There was this popular ad on TVs and billboards. The ad introduced a croissant brand into the one of the biggest emerging markets in Africa, Nigeria. In fact, the feeling was great, the visuals were powerful and compelling. To crown it all, a popular celebrity was used to personify the brand. If there were a thousand and one consumers craving for the product, I was one of them but for several weeks, I couldn’t lay my hands on it until on a very tiring day while returning home from work. The adrenaline rush to devour the croissant was unimaginable but hey, the traffic law says you shouldn’t eat while driving!
The whole excitement turned into dissonance even before consumption. The product size could not measure up to the size portrayed by the advertisement. I felt cheated, embarrassed and discomfited for wasting my hard-earned money on a product that could not deliver its promise. Since there was no value for money, repeat purchase was the last thing on my mind and never would I allow my close associates to make the same mistake.
Things like these are common in most emerging markets and because the consumer laws are rather weak in these markets, advertisers sometime escape the necessary regulatory scrutiny and whack.

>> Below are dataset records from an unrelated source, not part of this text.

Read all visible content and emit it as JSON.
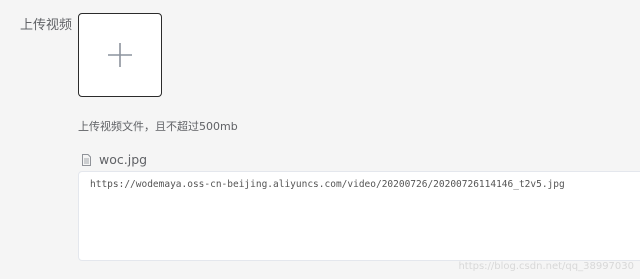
{
  "form": {
    "label": "上传视频",
    "tip": "上传视频文件，且不超过500mb"
  },
  "uploader": {
    "icon": "plus-icon"
  },
  "file": {
    "icon": "document-icon",
    "name": "woc.jpg"
  },
  "url_box": {
    "value": "https://wodemaya.oss-cn-beijing.aliyuncs.com/video/20200726/20200726114146_t2v5.jpg"
  },
  "watermark": {
    "text": "https://blog.csdn.net/qq_38997030"
  },
  "colors": {
    "background": "#f5f5f5",
    "uploader_border": "#2b2b2b",
    "text": "#606266"
  }
}
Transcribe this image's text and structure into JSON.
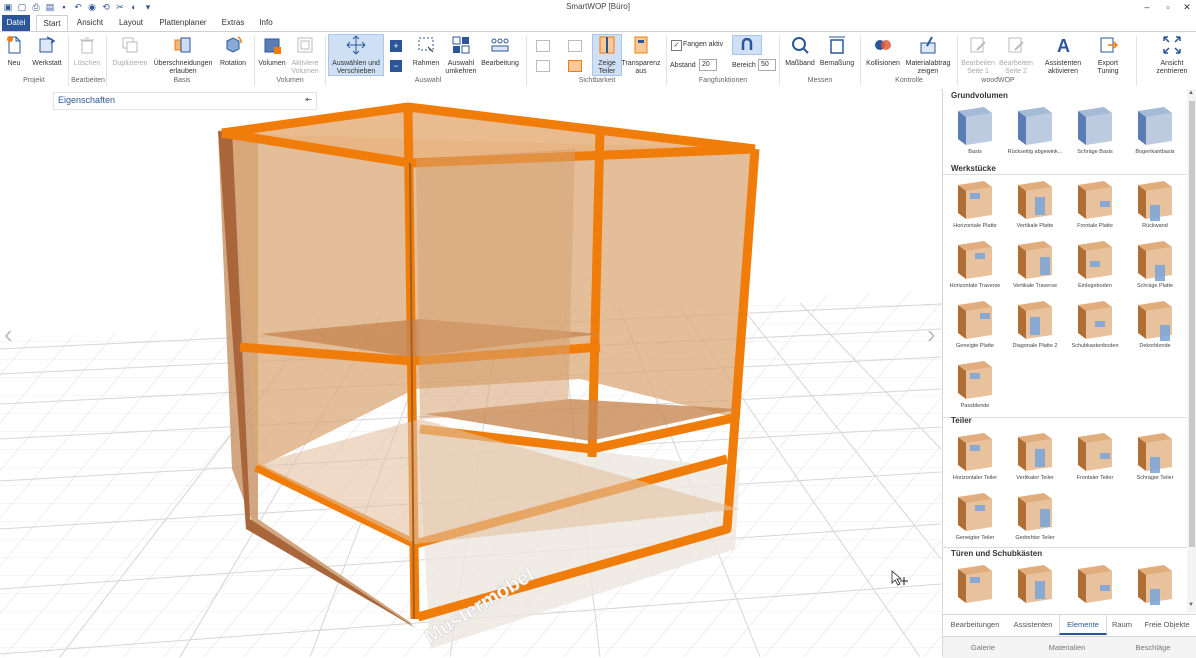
{
  "app": {
    "title": "SmartWOP [Büro]"
  },
  "window_controls": {
    "minimize": "–",
    "maximize": "▫",
    "close": "✕"
  },
  "quick_access": [
    "save-icon",
    "new-icon",
    "print-icon",
    "camera-icon",
    "undo-icon",
    "redo-icon",
    "cut-icon",
    "sync-icon",
    "menu-icon"
  ],
  "tabs": [
    {
      "label": "Datei",
      "kind": "file"
    },
    {
      "label": "Start",
      "kind": "active"
    },
    {
      "label": "Ansicht",
      "kind": "normal"
    },
    {
      "label": "Layout",
      "kind": "normal"
    },
    {
      "label": "Plattenplaner",
      "kind": "normal"
    },
    {
      "label": "Extras",
      "kind": "normal"
    },
    {
      "label": "Info",
      "kind": "normal"
    }
  ],
  "ribbon": {
    "buttons": [
      {
        "label": "Neu",
        "state": "normal",
        "icon": "new-doc-icon"
      },
      {
        "label": "Werkstatt",
        "state": "normal",
        "icon": "workshop-icon"
      },
      {
        "label": "Löschen",
        "state": "disabled",
        "icon": "trash-icon"
      },
      {
        "label": "Duplizieren",
        "state": "disabled",
        "icon": "duplicate-icon"
      },
      {
        "label": "Überschneidungen erlauben",
        "state": "normal",
        "icon": "overlap-icon"
      },
      {
        "label": "Rotation",
        "state": "normal",
        "icon": "rotation-icon"
      },
      {
        "label": "Volumen",
        "state": "normal",
        "icon": "volume-icon"
      },
      {
        "label": "Aktiviere Volumen",
        "state": "disabled",
        "icon": "activate-volume-icon"
      },
      {
        "label": "Auswählen und Verschieben",
        "state": "selected",
        "icon": "move-icon"
      },
      {
        "label": "Rahmen",
        "state": "normal",
        "icon": "frame-icon"
      },
      {
        "label": "Auswahl umkehren",
        "state": "normal",
        "icon": "invert-selection-icon"
      },
      {
        "label": "Bearbeitung",
        "state": "normal",
        "icon": "edit-icon"
      },
      {
        "label": "Zeige Teiler",
        "state": "selected",
        "icon": "show-divider-icon"
      },
      {
        "label": "Transparenz aus",
        "state": "normal",
        "icon": "transparency-icon"
      },
      {
        "label": "Maßband",
        "state": "normal",
        "icon": "measure-tape-icon"
      },
      {
        "label": "Bemaßung",
        "state": "normal",
        "icon": "dimension-icon"
      },
      {
        "label": "Kollisionen",
        "state": "normal",
        "icon": "collision-icon"
      },
      {
        "label": "Materialabtrag zeigen",
        "state": "normal",
        "icon": "material-removal-icon"
      },
      {
        "label": "Bearbeiten Seite 1",
        "state": "disabled",
        "icon": "edit-side1-icon"
      },
      {
        "label": "Bearbeiten Seite 2",
        "state": "disabled",
        "icon": "edit-side2-icon"
      },
      {
        "label": "Assistenten aktivieren",
        "state": "normal",
        "icon": "assistant-icon"
      },
      {
        "label": "Export Tuning",
        "state": "normal",
        "icon": "export-icon"
      },
      {
        "label": "Ansicht zentrieren",
        "state": "normal",
        "icon": "center-view-icon"
      }
    ],
    "groups": [
      "Projekt",
      "Bearbeiten",
      "Basis",
      "Volumen",
      "Auswahl",
      "Sichtbarkeit",
      "Fangfunktionen",
      "Messen",
      "Kontrolle",
      "woodWOP"
    ],
    "snap": {
      "checkbox_label": "Fangen aktiv",
      "checked": true,
      "distance_label": "Abstand",
      "distance_value": "20",
      "range_label": "Bereich",
      "range_value": "50"
    }
  },
  "viewport": {
    "properties_title": "Eigenschaften",
    "watermark": "Mustermöbel",
    "accent": "#f07d0a"
  },
  "panel": {
    "sections": [
      {
        "title": "Grundvolumen",
        "items": [
          "Basis",
          "Rückseitig abgewink...",
          "Schräge Basis",
          "Bogenkantbasis"
        ]
      },
      {
        "title": "Werkstücke",
        "items": [
          "Horizontale Platte",
          "Vertikale Platte",
          "Frontale Platte",
          "Rückwand",
          "Horizontale Traverse",
          "Vertikale Traverse",
          "Einlegeboden",
          "Schräge Platte",
          "Geneigte Platte",
          "Diagonale Platte 2",
          "Schubkastenboden",
          "Dekorblende",
          "Passblende"
        ]
      },
      {
        "title": "Teiler",
        "items": [
          "Horizontaler Teiler",
          "Vertikaler Teiler",
          "Frontaler Teiler",
          "Schräger Teiler",
          "Geneigter Teiler",
          "Gedrehter Teiler"
        ]
      },
      {
        "title": "Türen und Schubkästen",
        "items": [
          "",
          "",
          "",
          ""
        ]
      }
    ],
    "tabs": [
      {
        "label": "Bearbeitungen",
        "active": false
      },
      {
        "label": "Assistenten",
        "active": false
      },
      {
        "label": "Elemente",
        "active": true
      },
      {
        "label": "Raum",
        "active": false
      },
      {
        "label": "Freie Objekte",
        "active": false
      }
    ],
    "bottom_tabs": [
      "Galerie",
      "Materialien",
      "Beschläge"
    ]
  }
}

Be that as it may, below are four ways I think your startup can unsuccessfully lie to its market:
Making promises you can’t fulfill
Every startup should be reminded that a brand is a promise to the consumer to deliver a particular desired experience most of the time. It should be known that consumers offer their trust and loyalty with the implicit understanding that your brand will behave in certain satisfying ways through product/service performance and through appropriate pricing, promotion, and distribution programs. In the croissant story earlier told, do you think I felt cheated because the product was too small? Not at all. I felt embittered because the advertiser had failed in its promise to meet my expectations as conveyed in the billboard and television.
Believing advertisement would do the magic
Disturbingly, many well-funded startups often subscribe to advertising to blatantly make implicit promises they would never keep. When the product or service doesn’t match up to the advertised promise, isn’t that like cheating, or at some level, stealing from people’s hopes? Well, your ever wise customers would soon realise this, jettison your brand and pitch their tent with your competition who is real and truthful.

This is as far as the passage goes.